Tommy, the only survivor of the terrible crime, has returned to Skellag many years later. Faced with this reminder of the horrors that took place amongst them, the community must ask themselves again how much responsibility we have to know our neighbors. What drives a man to murder his own family? And to what extent is Tommy his father's son?
With unflinching candor and powerful prose, Rebecca Wait interrogates the damaging legacy of toxic masculinity for a family and a community. Brave and urgent, Our Fathers shows how deeply family can wound and how it can offer our greatest solace.

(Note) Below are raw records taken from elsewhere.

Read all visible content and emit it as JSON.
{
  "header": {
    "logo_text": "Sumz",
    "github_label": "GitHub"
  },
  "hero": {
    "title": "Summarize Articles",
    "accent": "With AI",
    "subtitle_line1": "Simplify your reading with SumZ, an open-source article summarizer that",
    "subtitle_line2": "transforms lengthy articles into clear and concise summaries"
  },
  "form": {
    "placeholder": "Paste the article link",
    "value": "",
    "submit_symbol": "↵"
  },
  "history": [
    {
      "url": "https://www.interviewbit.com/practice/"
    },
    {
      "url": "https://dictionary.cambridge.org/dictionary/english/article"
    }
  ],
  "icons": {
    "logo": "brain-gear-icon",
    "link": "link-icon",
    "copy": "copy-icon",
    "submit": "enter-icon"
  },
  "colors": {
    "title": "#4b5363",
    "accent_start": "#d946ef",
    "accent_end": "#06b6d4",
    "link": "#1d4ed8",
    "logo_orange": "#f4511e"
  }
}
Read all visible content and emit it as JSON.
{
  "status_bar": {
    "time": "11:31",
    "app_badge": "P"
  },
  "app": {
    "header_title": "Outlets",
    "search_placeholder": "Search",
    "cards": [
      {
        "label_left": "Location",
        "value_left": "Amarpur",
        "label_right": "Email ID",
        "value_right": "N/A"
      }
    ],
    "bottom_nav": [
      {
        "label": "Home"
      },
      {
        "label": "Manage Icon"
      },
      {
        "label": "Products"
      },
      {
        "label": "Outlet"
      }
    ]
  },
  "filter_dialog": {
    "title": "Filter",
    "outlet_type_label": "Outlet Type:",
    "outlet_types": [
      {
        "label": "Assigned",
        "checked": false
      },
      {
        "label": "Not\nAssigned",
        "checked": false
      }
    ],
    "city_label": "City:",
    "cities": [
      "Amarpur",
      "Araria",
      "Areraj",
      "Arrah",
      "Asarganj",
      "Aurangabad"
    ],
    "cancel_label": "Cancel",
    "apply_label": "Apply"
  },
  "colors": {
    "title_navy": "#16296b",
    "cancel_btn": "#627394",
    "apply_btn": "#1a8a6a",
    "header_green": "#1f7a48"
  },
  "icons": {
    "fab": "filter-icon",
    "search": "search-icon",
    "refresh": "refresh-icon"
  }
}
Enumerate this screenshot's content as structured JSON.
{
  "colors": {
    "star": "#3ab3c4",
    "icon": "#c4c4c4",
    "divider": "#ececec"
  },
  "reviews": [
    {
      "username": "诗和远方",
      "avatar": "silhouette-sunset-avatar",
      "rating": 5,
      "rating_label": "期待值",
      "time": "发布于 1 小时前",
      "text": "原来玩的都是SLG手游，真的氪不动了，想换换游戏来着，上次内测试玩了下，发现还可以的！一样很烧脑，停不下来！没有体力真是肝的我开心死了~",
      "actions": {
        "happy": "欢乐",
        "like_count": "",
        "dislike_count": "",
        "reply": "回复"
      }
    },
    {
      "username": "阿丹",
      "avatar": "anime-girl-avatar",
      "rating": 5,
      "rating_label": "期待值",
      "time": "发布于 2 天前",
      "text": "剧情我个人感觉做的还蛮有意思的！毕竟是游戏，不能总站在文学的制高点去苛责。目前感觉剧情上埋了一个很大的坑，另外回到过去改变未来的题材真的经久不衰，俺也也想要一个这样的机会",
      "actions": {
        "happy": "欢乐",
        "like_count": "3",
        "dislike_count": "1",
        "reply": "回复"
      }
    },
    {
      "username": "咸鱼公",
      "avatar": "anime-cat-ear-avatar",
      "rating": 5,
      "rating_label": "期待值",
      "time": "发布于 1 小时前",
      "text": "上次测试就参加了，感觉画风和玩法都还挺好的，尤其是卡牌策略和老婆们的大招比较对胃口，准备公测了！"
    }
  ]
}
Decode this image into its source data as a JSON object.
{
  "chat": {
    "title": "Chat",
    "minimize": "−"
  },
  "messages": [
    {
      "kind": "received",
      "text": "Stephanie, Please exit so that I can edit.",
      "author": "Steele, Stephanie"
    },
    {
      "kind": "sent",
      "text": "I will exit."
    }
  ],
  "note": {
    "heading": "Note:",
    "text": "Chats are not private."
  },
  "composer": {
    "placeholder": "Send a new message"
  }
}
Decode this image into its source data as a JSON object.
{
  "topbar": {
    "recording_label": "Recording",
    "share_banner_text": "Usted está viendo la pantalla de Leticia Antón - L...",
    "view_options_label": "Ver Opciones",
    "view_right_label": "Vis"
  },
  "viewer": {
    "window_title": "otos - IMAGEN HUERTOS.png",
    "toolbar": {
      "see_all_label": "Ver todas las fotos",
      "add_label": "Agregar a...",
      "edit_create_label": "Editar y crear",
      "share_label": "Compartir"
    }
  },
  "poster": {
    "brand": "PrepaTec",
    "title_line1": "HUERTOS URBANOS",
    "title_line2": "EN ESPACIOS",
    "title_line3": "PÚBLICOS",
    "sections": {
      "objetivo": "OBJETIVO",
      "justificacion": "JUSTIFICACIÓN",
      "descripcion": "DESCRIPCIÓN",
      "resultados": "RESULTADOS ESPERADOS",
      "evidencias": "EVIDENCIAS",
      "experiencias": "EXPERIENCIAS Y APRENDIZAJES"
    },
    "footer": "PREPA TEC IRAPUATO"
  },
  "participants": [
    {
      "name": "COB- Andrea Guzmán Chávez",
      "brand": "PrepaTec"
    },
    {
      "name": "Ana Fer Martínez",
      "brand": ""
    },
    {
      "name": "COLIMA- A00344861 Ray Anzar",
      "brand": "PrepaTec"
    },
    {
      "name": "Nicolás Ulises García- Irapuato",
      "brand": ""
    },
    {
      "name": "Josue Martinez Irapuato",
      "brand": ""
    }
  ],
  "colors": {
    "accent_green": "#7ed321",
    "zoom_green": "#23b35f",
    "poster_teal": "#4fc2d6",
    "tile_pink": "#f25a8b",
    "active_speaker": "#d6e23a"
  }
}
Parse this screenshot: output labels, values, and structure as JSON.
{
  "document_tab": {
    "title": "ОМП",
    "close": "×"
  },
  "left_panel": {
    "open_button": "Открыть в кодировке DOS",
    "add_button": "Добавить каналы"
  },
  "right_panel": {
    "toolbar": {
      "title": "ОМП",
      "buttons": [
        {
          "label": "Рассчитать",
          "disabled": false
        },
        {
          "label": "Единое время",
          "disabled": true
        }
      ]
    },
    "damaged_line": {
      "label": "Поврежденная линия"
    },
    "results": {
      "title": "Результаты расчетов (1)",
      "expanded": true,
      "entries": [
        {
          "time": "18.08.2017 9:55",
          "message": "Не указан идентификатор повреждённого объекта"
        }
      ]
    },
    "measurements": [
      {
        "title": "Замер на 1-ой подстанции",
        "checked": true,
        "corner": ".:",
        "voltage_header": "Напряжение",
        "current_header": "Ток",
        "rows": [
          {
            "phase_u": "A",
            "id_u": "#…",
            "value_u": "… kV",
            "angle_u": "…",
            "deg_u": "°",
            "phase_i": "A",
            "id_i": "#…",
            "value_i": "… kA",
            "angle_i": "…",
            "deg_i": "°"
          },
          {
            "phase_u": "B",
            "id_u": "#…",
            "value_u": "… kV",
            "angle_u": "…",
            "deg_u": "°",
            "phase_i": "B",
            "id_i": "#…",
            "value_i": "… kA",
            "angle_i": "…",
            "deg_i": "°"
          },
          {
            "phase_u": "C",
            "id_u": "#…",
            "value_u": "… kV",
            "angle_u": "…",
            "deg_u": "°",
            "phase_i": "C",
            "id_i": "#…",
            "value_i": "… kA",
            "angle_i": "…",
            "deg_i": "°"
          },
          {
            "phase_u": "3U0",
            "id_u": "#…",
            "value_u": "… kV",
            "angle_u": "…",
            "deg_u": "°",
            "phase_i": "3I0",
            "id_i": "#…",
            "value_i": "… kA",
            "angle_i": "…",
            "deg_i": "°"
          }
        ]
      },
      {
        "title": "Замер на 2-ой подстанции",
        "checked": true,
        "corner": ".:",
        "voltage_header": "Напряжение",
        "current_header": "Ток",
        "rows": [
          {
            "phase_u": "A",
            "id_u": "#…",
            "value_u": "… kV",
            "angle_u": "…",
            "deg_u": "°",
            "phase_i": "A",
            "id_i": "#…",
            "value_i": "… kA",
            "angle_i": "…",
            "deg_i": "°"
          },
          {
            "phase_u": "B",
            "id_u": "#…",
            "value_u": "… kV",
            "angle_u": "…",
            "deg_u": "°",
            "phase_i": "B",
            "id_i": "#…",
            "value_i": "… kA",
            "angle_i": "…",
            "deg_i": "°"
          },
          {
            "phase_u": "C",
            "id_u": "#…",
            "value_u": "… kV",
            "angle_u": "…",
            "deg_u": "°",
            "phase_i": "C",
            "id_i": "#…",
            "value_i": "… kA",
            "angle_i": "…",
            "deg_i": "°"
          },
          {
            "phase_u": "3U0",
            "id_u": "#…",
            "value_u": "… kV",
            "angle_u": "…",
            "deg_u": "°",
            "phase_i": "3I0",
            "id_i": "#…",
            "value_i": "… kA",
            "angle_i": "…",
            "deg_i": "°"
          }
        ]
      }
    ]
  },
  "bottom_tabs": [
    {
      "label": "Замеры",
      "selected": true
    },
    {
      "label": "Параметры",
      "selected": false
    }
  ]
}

"Memory, masculinity, and survivor's guilt are picked apart as the novel treads its path, dodging sensationalism and easy resolutions while evoking haunted, inarticulate people in a relentless landscape. A piercing, vivid, and humane story depicting the long aftermath of extreme domestic violence." - Kirkus Reviews
"[T]houghtful and wrenching... Wait builds tension through cyclical repetition of the characters' ruminations as they try to undo the past while revealing more of their own part in what happened. Fans of Patrick McCabe and Jon McGregor will appreciate Wait's melancholic snapshot." - Publishers Weekly
"This is a beautifully realised novel, touching on the fallibility of memory and the unknowability of families, and gripping in its intensity. Outstanding." - Daily Mail (UK)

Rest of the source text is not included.